3. Coordinating shared value across institutions.
Another—albeit emergent—trend is leveraging technology to foster networks across institutions. This is starting to take place in experiential and work-integrated learning marketplaces. According to Dana Stephenson, co-founder and CEO of Riipen, a platform that helps faculty integrate real-world projects—many of which hail from alumni—into their classrooms, cross-pollination among alumni networks doesn’t happen overnight. “Early days when we started Riipen, some people didn’t want to share. It was really difficult to convince some schools to share their networks and show people how Open Educational Resources could be mutually beneficial,” he said.
To overcome this, Riipen had to show institutions that opening up their networks was a win-win for both alumni and their current students. Students can tap into a wider array of experts and alumni offering projects better suited to their needs and interests.
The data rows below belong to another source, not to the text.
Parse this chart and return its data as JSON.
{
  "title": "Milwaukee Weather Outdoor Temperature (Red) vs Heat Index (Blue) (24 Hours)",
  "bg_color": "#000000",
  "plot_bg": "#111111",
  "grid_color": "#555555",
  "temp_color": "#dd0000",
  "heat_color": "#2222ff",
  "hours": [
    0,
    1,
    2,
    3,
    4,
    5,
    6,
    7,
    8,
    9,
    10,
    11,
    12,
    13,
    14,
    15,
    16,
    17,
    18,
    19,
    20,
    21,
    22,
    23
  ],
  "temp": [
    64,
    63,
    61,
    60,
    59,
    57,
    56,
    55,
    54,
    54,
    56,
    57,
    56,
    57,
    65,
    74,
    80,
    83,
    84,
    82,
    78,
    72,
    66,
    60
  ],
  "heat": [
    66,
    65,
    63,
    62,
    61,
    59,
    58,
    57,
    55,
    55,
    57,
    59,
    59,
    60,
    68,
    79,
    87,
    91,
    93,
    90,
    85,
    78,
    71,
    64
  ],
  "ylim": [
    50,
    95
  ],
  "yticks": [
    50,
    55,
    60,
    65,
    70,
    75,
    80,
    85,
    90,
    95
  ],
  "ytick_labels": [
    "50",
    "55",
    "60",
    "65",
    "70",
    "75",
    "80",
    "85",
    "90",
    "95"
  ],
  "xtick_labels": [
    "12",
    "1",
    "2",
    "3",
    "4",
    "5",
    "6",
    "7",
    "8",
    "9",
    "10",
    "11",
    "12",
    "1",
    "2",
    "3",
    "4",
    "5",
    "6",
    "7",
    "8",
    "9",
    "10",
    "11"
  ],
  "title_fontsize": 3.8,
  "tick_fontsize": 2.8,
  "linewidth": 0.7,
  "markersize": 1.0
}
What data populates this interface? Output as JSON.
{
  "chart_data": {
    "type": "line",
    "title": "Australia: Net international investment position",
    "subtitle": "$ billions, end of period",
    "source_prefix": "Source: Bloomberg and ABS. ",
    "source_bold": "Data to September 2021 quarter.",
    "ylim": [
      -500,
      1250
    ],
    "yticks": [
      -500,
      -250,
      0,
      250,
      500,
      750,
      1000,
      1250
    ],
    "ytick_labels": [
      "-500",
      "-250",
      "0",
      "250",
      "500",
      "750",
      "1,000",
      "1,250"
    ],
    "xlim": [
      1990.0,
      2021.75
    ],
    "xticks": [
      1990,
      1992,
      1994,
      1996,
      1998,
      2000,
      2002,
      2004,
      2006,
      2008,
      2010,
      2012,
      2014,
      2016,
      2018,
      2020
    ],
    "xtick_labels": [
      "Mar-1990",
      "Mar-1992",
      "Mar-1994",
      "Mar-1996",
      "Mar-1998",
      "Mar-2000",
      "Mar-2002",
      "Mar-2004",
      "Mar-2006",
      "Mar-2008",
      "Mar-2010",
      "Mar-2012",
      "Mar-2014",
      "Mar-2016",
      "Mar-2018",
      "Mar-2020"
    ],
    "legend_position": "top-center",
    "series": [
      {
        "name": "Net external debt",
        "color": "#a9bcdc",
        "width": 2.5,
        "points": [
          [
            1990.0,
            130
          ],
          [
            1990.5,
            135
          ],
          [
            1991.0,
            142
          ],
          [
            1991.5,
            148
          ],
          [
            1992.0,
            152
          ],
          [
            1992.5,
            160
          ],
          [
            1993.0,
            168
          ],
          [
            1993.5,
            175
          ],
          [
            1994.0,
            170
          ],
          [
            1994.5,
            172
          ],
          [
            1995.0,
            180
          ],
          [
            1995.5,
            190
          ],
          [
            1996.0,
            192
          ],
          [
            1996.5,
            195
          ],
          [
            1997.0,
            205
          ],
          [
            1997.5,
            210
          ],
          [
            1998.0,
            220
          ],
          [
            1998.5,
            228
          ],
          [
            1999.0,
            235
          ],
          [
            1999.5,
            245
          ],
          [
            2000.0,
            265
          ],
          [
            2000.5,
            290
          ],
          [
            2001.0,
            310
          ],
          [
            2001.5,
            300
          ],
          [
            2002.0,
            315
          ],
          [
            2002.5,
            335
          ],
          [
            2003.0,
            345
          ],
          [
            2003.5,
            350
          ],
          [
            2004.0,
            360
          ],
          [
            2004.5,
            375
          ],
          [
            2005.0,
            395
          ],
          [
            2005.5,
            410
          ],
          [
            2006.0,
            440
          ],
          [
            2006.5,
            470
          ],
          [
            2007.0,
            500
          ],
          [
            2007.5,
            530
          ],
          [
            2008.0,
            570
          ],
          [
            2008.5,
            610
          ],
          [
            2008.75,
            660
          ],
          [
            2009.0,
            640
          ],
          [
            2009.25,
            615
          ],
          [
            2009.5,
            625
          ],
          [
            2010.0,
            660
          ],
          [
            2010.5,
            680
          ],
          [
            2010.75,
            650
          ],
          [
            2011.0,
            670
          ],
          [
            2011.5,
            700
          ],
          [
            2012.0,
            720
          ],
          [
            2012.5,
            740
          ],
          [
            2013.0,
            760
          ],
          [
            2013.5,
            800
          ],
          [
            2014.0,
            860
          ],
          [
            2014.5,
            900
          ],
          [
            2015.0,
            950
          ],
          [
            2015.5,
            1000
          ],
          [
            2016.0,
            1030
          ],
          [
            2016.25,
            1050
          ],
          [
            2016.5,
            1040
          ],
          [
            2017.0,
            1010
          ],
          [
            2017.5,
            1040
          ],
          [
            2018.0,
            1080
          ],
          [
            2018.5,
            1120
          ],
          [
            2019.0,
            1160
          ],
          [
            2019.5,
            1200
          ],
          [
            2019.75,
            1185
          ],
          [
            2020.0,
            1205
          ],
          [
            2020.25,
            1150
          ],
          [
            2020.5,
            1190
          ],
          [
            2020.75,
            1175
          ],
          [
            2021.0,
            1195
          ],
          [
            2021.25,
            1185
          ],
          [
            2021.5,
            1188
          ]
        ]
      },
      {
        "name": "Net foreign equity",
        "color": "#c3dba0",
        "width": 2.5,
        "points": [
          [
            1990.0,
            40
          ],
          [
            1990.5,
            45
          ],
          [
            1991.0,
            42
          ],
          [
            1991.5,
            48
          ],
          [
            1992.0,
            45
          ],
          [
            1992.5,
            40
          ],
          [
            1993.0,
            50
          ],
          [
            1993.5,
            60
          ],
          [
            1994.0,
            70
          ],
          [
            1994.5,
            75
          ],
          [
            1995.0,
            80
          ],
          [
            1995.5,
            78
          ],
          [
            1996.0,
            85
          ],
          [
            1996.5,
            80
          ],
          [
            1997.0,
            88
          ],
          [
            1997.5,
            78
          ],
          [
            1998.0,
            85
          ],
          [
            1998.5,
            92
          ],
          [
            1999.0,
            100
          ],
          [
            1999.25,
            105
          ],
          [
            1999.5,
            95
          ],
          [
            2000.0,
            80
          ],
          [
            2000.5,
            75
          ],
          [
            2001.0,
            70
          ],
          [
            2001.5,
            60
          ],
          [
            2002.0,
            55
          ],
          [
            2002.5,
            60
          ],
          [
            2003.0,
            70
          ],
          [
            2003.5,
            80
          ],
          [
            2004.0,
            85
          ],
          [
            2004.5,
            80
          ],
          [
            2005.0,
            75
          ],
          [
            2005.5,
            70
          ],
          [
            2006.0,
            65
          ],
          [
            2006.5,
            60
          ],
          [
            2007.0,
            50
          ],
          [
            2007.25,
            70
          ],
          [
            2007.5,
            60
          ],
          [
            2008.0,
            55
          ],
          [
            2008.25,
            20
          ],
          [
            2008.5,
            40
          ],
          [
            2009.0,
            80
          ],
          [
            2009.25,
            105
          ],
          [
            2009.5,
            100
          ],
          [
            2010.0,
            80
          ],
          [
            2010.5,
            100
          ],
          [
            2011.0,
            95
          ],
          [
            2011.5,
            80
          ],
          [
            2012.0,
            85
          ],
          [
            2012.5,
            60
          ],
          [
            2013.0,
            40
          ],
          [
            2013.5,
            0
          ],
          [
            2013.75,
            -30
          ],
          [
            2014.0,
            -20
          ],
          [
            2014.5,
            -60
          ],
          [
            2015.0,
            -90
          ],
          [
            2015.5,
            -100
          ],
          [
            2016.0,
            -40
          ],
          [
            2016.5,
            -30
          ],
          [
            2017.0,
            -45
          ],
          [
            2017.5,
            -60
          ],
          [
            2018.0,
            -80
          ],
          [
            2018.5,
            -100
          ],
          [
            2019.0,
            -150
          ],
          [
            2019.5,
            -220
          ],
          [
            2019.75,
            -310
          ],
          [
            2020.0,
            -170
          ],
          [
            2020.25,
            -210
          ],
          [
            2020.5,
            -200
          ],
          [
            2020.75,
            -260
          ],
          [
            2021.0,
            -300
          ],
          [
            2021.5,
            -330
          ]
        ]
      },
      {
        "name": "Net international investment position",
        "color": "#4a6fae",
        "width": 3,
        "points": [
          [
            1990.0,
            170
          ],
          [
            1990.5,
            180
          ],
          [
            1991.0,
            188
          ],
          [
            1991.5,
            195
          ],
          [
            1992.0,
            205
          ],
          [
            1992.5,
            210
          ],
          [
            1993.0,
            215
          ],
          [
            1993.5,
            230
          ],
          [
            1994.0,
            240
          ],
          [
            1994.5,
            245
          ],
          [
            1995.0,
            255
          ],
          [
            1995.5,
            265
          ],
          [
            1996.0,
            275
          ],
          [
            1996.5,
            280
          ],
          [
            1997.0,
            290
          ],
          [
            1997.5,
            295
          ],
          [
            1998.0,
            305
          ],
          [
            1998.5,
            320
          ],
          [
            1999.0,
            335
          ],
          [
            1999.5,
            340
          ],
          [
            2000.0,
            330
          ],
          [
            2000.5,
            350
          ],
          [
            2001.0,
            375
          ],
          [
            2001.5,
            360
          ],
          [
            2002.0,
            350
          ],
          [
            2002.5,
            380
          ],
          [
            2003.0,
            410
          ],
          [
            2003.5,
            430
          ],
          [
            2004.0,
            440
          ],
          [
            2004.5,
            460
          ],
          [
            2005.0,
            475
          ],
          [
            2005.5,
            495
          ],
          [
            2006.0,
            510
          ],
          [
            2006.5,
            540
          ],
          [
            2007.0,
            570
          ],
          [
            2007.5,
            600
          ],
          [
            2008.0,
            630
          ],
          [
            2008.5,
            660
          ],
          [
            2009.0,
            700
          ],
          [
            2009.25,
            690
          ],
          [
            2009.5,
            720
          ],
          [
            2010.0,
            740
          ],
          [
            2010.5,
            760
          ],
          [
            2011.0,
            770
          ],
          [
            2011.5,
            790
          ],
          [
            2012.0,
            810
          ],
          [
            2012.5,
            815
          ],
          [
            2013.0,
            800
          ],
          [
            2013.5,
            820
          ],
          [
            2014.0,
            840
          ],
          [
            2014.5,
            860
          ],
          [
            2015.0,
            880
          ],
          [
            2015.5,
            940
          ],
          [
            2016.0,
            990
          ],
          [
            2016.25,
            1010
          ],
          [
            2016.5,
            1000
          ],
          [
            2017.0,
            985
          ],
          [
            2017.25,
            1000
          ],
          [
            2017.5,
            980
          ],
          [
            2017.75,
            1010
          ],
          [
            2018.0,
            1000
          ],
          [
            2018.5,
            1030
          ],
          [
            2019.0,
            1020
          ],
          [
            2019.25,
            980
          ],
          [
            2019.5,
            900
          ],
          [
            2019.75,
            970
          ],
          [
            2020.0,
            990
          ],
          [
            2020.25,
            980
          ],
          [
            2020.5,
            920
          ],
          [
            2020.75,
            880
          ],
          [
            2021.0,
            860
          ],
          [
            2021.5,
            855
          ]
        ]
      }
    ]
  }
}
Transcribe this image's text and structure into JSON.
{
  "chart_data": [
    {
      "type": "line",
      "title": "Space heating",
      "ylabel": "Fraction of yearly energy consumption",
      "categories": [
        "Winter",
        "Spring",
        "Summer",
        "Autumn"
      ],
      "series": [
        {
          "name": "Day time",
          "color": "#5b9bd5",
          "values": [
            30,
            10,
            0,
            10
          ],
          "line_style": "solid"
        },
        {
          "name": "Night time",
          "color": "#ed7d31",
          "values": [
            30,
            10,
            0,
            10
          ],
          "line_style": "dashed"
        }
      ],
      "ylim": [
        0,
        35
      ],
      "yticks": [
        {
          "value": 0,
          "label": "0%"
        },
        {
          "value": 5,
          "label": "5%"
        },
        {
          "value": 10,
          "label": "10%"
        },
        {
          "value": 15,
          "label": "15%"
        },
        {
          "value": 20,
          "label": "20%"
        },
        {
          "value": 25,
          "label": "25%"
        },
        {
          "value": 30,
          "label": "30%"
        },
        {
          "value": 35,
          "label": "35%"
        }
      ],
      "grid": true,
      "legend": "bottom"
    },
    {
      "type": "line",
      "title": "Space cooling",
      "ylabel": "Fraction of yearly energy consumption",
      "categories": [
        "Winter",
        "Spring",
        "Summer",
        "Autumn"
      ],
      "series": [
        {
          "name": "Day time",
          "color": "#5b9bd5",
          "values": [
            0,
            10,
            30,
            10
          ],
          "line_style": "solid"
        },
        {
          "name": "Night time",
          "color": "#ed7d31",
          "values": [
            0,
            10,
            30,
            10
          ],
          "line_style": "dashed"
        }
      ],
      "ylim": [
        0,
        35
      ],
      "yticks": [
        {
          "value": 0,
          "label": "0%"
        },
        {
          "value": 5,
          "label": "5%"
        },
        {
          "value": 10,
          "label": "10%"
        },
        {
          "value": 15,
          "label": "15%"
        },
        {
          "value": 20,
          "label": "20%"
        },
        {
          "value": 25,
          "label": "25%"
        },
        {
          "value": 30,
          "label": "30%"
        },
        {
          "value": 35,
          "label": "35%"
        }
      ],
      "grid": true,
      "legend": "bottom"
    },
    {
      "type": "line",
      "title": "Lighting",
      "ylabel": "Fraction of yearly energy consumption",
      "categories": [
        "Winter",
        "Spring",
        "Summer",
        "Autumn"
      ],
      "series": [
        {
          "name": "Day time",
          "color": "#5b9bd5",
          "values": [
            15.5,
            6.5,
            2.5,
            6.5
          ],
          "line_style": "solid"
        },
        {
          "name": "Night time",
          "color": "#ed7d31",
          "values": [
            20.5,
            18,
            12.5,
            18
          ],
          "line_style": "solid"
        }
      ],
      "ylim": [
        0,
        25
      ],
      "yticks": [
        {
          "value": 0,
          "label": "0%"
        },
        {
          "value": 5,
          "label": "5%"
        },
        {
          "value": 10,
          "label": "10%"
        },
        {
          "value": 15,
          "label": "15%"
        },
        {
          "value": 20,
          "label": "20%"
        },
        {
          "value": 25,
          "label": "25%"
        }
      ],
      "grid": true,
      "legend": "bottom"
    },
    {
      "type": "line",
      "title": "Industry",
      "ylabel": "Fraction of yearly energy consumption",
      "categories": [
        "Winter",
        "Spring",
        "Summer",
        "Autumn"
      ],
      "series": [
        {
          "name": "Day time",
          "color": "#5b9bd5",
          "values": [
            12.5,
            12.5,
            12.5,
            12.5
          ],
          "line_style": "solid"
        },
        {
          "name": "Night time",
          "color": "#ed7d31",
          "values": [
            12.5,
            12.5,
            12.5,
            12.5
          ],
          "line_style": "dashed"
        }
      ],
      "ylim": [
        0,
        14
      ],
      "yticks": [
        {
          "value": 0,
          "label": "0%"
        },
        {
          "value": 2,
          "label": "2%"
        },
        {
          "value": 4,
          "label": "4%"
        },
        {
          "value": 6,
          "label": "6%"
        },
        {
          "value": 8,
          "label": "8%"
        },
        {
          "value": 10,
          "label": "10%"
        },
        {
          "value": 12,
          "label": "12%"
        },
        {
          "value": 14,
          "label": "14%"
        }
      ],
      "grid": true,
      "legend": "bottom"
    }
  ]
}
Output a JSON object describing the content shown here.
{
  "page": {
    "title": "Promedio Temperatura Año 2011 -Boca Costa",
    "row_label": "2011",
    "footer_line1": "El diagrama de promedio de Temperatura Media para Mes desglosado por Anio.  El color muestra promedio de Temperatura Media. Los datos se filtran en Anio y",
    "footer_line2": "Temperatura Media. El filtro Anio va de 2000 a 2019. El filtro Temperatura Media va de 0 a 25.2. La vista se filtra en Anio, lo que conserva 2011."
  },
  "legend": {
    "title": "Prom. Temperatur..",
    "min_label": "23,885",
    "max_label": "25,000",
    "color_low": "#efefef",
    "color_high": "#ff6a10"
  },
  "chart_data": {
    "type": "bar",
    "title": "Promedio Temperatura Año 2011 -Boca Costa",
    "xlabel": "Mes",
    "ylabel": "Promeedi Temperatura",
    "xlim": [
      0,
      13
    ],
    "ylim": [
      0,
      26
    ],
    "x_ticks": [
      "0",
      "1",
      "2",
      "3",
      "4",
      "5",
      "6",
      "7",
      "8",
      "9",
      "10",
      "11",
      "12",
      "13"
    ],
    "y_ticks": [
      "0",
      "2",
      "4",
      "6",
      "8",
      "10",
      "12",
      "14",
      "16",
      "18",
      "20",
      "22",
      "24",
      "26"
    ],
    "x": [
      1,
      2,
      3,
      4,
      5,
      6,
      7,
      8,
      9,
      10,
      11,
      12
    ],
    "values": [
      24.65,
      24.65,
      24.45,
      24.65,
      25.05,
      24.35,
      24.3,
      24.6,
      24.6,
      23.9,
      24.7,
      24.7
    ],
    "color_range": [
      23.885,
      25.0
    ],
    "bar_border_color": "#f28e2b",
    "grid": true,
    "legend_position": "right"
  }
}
And alumni are more likely to have their time-sensitive projects matched quickly because they can reach students at a broader scale--from both their alma mater and other institutions. “We were able to reach a tipping point where our customers were no longer worried about scarcity and were more willing to opt into the open ecosystem,” said Stephenson.
Another initiative, Bridges Alliance, operated by PeopleGrove, plans to follow suit. The company’s “Bridges” tool helps institutions organize work experiences offered by alumni within their existing communities. The company is now working to bring together institutions using the tool into an alliance in hopes to surface similar network effects across its clients. That way, students’ can access opportunities from alumni of their institutions, as well as others.
“Hiring freezes and the withdrawal of jobs and internships are just a couple of challenges today’s students are facing,” said Adam Saven, co-founder and CEO at PeopleGrove. “We must tap into the wealth of knowledge, innovation, social capital, and skills that exists within our collective networks and employer ecosystem to step up for students.”
These are worthwhile efforts to watch, given that they could start to upend the otherwise zero-sum nature of exclusive alumni networks.
As early alumni directories showed, technology alone isn’t a silver bullet for engaging alumni or ultimately improving student-alumni connection rates. Colleges face myriad trade-offs when it comes to how many resources to dedicate to this effort in the first place. Those with sizable endowments struggle over when to tap alumni for donations—their financial capital—or their time—their social capital. In other words, the innovation opportunities and constraints to embrace new technologies look different across the space.
But for an industry under pressure to prove its value, institutions stand to benefit from innovations that unlock not only alumni’s net worth, but also their networks. And that starts with going beyond simply providing contact information, and into the game of forming meaningful connections.